Earnings season has been excellent. Stocks are trading near the upper end of their P/E range and good news is priced in. Mega cap tech stocks have reported and the announcements climaxed last week. Profit takers will be more aggressive from this point forward.
The Fed has been dovish, but that tone could change with higher stock prices. They want to tighten and two rate hikes are planned in 2019. The market is not pricing in any rate hikes so there is a disconnect (bearish).
Swing traders are short the SPY. We are seeing a small relief bounce this morning and buyers will try to push the market back above the 100-day MA. If that happens and support at $270 is established we will exit our position. Use a closing stop of $272. I still believe the next big move is down, but we might early. Here are two bearish signs to watch for: a few consecutive closes below SPY $270 and late day selling with follow through the next day.
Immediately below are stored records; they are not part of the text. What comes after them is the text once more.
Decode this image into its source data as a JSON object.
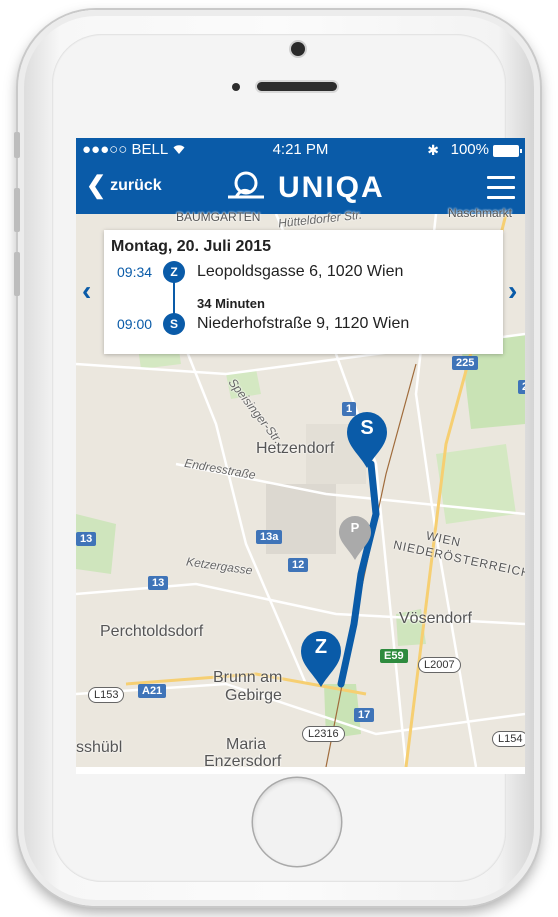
{
  "status_bar": {
    "carrier": "●●●○○ BELL",
    "time": "4:21 PM",
    "battery": "100%",
    "bluetooth_icon": "bluetooth-icon",
    "wifi_icon": "wifi-icon"
  },
  "nav": {
    "back_label": "zurück",
    "brand": "UNIQA",
    "menu_icon": "hamburger-menu-icon"
  },
  "trip": {
    "date": "Montag, 20. Juli 2015",
    "end": {
      "time": "09:34",
      "badge": "Z",
      "address": "Leopoldsgasse 6, 1020 Wien"
    },
    "duration": "34 Minuten",
    "start": {
      "time": "09:00",
      "badge": "S",
      "address": "Niederhofstraße 9, 1120 Wien"
    }
  },
  "map": {
    "labels": {
      "hetzendorf": "Hetzendorf",
      "endresstrasse": "Endresstraße",
      "speisinger": "Speisinger-Str.",
      "ketzergasse": "Ketzergasse",
      "perchtoldsdorf": "Perchtoldsdorf",
      "brunn": "Brunn am",
      "gebirge": "Gebirge",
      "maria": "Maria",
      "enzersdorf": "Enzersdorf",
      "voesendorf": "Vösendorf",
      "niederoesterreich": "NIEDERÖSTERREICH",
      "wien": "WIEN",
      "hietzing_street": "Hütteldorfer Str.",
      "naschmarkt": "Naschmarkt",
      "baumgarten": "BAUMGARTEN",
      "sshuebl": "sshübl"
    },
    "shields": {
      "s225": "225",
      "s2": "2",
      "s13a": "13a",
      "s13_left": "13",
      "s13_mid": "13",
      "s12": "12",
      "s17": "17",
      "sA21": "A21",
      "sE59": "E59",
      "s1": "1"
    },
    "road_tags": {
      "l2007": "L2007",
      "l153": "L153",
      "l2316": "L2316",
      "l154": "L154"
    },
    "pins": {
      "start": "S",
      "end": "Z",
      "parking": "P"
    },
    "arrows": {
      "prev": "‹",
      "next": "›"
    },
    "colors": {
      "route": "#0a5ba8",
      "pin": "#0a5ba8",
      "parking": "#aaaaaa"
    }
  }
}
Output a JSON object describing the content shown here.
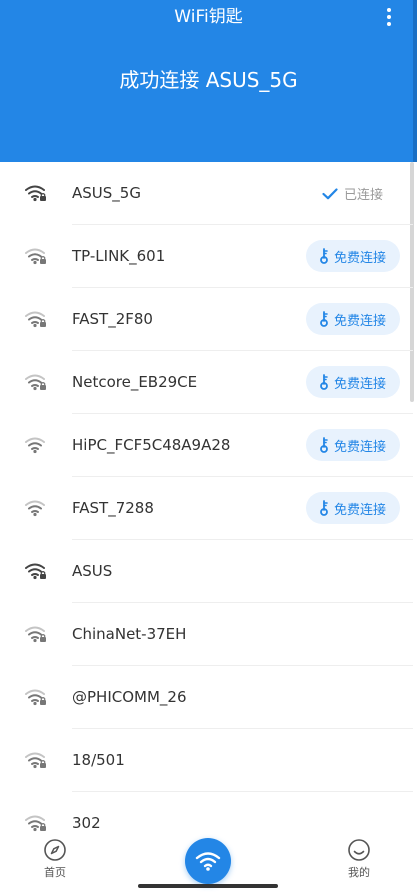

Day traders should use SPY $270 as a guide. If we are below it, favor the short side and if we are above it favor the long side. Also use the first hour range to get more aggressive with your positions. If we are above the high or below the low – trade larger size. China’s market reopened after a one-week holiday and trading volumes should improve this week.
I believe a government shutdown could happen and I believe the EU will not accommodate Brexit. These two events could weigh on the market. Comments from trade negotiations with China will be friendly, but I don’t trust lip service. The next meeting needs to be scheduled immediately to keep the ball rolling.